Toujours au fil des kilomètres, nous amorçons un grand détour pour voir la plus fameuse ville fantôme des States, et peut-être même du monde (pour de vrai) : Bodie. Matthieu et moi avons déjà visité cette relique lors de notre précédente venue dans le coin, il y a 5 ans. Nous gardons de cette visite un excellent et glaçant souvenir. Cette ville, sortie de terre au milieu du XIXème siècle en à peine 10 ans après qu’un quidam ait trouvé une pépite, devint la deuxième plus grosse ville de Californie après San Francisco, attirant tout ce que le Far West comptait alors de bandits sans foi ni loi et de filles légères. On disait à l’époque : « Goodbye God, I’m going to Bodie ». En un siècle de prospection, les mines de la ville livrèrent plus de 100 millions de dollars en or. Au début du XXème siècle, les filons épuisés, la ville fut progressivement abandonnée, et demeure aujourd’hui telle quelle. Sa découverte constitue aujourd’hui une véritable incursion dans le passé ; témoignage à couper le souffle d’un Far West des plus testostéroné, en mode fantomatique s’il vous plaît. Nous étions là à aligner les kilomètres en nous réjouissant à l’avance de cette balade hors du commun quand un grand panneau coupa court à notre joie ; piste pour Bodie impraticable à cause de la neige, fin du rêve, au revoir messieurs-dames.
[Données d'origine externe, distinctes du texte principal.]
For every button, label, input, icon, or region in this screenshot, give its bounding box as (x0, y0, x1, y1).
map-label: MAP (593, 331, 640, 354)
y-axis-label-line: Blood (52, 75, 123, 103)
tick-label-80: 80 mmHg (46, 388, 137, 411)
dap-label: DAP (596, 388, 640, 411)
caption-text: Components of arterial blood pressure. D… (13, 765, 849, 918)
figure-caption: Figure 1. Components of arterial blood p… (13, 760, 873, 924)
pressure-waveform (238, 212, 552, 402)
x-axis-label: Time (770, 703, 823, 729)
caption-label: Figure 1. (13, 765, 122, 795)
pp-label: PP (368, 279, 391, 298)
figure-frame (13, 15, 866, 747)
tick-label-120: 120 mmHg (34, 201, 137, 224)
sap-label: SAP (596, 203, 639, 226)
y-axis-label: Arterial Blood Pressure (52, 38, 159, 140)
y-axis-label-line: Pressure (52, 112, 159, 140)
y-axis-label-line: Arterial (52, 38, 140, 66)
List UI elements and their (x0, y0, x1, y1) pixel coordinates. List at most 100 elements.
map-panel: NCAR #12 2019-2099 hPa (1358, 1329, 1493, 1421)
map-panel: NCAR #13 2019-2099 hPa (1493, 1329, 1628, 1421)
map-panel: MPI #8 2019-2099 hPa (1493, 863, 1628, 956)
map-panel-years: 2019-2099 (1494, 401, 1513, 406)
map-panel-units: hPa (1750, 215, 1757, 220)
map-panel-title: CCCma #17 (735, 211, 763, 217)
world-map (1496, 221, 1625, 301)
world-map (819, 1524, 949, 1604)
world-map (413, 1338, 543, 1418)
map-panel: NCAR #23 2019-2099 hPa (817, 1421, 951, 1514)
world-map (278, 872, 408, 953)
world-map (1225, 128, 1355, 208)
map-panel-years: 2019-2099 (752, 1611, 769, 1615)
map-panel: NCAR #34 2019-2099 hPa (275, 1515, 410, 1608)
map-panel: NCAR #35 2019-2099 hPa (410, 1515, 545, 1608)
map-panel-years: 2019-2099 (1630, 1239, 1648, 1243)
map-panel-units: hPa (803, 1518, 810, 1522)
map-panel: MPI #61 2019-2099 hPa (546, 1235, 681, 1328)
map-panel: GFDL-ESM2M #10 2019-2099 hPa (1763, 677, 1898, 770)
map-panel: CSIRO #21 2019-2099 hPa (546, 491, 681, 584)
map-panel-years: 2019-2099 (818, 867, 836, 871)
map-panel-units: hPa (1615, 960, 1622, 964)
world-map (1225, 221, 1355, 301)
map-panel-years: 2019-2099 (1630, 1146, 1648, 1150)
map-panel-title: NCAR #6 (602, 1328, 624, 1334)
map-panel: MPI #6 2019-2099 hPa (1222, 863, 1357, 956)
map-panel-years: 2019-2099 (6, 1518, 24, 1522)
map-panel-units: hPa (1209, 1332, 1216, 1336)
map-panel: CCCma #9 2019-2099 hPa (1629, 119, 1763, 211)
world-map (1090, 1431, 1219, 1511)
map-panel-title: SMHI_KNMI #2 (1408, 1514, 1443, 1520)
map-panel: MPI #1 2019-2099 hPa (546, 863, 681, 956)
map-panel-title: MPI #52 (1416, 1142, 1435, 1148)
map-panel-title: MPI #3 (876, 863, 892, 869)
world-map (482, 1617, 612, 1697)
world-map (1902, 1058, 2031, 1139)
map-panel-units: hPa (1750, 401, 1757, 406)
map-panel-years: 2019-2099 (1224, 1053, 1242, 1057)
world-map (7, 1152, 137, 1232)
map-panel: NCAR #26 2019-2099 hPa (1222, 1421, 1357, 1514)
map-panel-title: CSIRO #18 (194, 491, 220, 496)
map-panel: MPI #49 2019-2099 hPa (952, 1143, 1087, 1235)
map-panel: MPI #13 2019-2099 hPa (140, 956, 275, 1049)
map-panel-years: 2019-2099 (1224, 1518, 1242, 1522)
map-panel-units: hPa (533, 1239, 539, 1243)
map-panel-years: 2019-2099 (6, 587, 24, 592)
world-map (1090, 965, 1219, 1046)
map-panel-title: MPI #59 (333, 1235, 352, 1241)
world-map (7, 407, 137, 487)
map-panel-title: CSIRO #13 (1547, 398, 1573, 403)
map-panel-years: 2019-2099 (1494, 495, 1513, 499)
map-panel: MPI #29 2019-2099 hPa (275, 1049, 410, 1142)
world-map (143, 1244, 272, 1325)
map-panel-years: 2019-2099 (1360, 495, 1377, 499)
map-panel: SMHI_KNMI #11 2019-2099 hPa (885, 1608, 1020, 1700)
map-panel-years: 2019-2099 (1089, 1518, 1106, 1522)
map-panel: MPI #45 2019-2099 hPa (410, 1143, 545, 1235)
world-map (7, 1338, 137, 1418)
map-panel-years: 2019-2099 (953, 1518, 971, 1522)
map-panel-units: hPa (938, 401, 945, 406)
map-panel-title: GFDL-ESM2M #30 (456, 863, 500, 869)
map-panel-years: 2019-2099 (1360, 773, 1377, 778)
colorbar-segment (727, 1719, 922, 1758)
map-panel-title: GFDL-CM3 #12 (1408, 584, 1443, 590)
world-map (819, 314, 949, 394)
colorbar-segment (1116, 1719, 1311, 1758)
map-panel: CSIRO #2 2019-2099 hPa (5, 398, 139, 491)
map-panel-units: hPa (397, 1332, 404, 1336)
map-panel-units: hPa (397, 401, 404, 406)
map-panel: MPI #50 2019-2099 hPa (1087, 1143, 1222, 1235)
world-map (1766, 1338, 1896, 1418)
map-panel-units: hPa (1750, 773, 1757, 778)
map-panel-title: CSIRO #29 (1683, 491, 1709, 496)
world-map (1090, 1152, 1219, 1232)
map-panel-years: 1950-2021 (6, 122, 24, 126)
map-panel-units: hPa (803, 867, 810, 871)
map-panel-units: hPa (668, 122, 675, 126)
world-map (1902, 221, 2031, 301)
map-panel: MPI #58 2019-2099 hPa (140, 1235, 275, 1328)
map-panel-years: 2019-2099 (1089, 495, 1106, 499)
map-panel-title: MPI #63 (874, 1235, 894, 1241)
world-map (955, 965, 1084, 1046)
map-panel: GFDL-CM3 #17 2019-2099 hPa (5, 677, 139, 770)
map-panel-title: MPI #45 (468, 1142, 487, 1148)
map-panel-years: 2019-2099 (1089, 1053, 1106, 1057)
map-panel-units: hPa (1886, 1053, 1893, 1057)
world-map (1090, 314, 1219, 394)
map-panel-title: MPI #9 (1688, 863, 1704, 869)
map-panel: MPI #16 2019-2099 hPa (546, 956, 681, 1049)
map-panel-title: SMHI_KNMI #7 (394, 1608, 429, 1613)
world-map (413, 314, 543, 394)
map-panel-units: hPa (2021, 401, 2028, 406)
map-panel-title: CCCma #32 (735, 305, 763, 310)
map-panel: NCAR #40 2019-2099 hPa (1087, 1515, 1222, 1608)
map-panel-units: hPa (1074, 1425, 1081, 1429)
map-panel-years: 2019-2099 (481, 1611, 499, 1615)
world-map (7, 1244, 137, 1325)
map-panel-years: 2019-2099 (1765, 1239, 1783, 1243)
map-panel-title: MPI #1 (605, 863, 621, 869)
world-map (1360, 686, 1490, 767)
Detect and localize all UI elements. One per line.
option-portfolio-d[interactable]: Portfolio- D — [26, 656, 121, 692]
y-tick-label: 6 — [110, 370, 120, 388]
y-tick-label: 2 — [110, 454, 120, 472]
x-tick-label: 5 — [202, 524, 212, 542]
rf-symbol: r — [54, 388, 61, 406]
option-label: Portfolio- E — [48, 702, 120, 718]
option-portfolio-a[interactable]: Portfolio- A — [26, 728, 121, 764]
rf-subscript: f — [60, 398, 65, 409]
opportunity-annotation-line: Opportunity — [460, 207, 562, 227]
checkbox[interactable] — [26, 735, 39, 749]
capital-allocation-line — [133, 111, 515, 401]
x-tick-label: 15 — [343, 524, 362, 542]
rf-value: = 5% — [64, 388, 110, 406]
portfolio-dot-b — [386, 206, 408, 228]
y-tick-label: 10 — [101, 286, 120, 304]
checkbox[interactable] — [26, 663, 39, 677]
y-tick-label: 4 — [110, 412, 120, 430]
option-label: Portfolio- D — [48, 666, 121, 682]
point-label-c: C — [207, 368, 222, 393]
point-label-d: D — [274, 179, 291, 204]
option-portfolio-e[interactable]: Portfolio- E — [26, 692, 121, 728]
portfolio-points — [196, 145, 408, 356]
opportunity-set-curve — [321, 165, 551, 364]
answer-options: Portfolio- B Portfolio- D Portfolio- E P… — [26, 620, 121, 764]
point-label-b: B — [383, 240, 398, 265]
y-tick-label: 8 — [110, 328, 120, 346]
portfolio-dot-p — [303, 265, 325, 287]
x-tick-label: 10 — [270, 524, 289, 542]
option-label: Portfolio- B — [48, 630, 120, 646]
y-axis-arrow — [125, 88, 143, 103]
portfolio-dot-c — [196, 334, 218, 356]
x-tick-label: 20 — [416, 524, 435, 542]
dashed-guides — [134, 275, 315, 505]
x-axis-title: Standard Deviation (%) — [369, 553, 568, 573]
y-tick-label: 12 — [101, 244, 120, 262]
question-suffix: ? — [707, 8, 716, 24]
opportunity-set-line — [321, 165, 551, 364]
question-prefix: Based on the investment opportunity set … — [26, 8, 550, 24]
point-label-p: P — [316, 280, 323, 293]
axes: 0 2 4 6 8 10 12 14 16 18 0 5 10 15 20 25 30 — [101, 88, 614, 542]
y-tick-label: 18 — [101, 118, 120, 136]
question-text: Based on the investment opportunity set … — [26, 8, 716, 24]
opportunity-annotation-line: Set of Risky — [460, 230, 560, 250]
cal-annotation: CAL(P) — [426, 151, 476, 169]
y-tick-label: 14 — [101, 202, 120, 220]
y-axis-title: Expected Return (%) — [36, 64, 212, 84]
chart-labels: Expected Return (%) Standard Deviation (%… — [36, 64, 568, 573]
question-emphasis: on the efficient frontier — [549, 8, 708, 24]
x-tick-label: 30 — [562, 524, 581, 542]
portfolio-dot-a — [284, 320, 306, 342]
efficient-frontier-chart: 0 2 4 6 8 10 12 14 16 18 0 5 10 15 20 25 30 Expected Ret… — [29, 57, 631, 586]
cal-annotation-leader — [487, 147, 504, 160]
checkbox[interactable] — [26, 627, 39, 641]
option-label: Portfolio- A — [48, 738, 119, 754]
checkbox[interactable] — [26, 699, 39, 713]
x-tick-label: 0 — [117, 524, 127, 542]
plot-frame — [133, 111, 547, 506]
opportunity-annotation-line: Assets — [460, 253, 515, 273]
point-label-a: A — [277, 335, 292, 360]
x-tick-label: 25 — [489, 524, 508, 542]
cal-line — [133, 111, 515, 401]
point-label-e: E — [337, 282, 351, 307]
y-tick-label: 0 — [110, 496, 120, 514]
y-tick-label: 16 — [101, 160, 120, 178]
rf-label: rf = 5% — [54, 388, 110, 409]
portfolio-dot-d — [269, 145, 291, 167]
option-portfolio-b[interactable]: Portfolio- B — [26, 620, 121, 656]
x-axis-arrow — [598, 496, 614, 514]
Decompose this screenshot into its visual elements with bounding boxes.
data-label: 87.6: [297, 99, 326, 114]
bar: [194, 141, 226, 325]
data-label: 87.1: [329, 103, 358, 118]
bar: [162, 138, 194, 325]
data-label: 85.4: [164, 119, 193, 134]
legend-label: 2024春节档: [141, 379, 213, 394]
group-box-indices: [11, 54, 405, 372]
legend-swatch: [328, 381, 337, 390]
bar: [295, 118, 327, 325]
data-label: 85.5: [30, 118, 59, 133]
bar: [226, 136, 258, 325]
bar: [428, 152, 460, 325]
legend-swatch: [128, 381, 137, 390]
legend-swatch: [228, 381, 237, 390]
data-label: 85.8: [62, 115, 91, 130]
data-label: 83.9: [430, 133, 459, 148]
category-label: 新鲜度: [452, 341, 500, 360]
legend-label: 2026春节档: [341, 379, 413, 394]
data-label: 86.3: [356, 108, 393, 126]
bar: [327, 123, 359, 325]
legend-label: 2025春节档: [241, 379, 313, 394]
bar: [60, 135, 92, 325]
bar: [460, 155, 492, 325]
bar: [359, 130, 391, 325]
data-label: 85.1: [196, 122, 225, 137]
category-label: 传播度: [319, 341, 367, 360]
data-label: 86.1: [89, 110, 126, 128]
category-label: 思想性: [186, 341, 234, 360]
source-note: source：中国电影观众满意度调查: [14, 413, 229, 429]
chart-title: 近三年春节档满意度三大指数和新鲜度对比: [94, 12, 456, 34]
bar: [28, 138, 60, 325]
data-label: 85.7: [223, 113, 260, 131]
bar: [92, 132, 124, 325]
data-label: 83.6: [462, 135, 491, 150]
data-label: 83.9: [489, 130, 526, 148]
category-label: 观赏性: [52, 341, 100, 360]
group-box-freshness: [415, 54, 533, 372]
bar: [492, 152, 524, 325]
Le rêve américain, depuis les fenêtres de notre voiture
Aux States on a de beaux paysages,
de belles bagnoles,
de bons burgers,
et des motels partout
De restos en motels, de fast-foods en arrêts photos, nous finissons par apercevoir au loin le fameux Golden Bridge de San Francisco. Tout excités, nous le franchissons en poussant des cris de joie. Notre motel en est d’ailleurs tout près (nous avons une vue sur le pont depuis notre chambre. Si, si).
Nous posons les valoches et nous délassons après toute cette route, bien décidés à partir à la découverte de la ville dès le lendemain.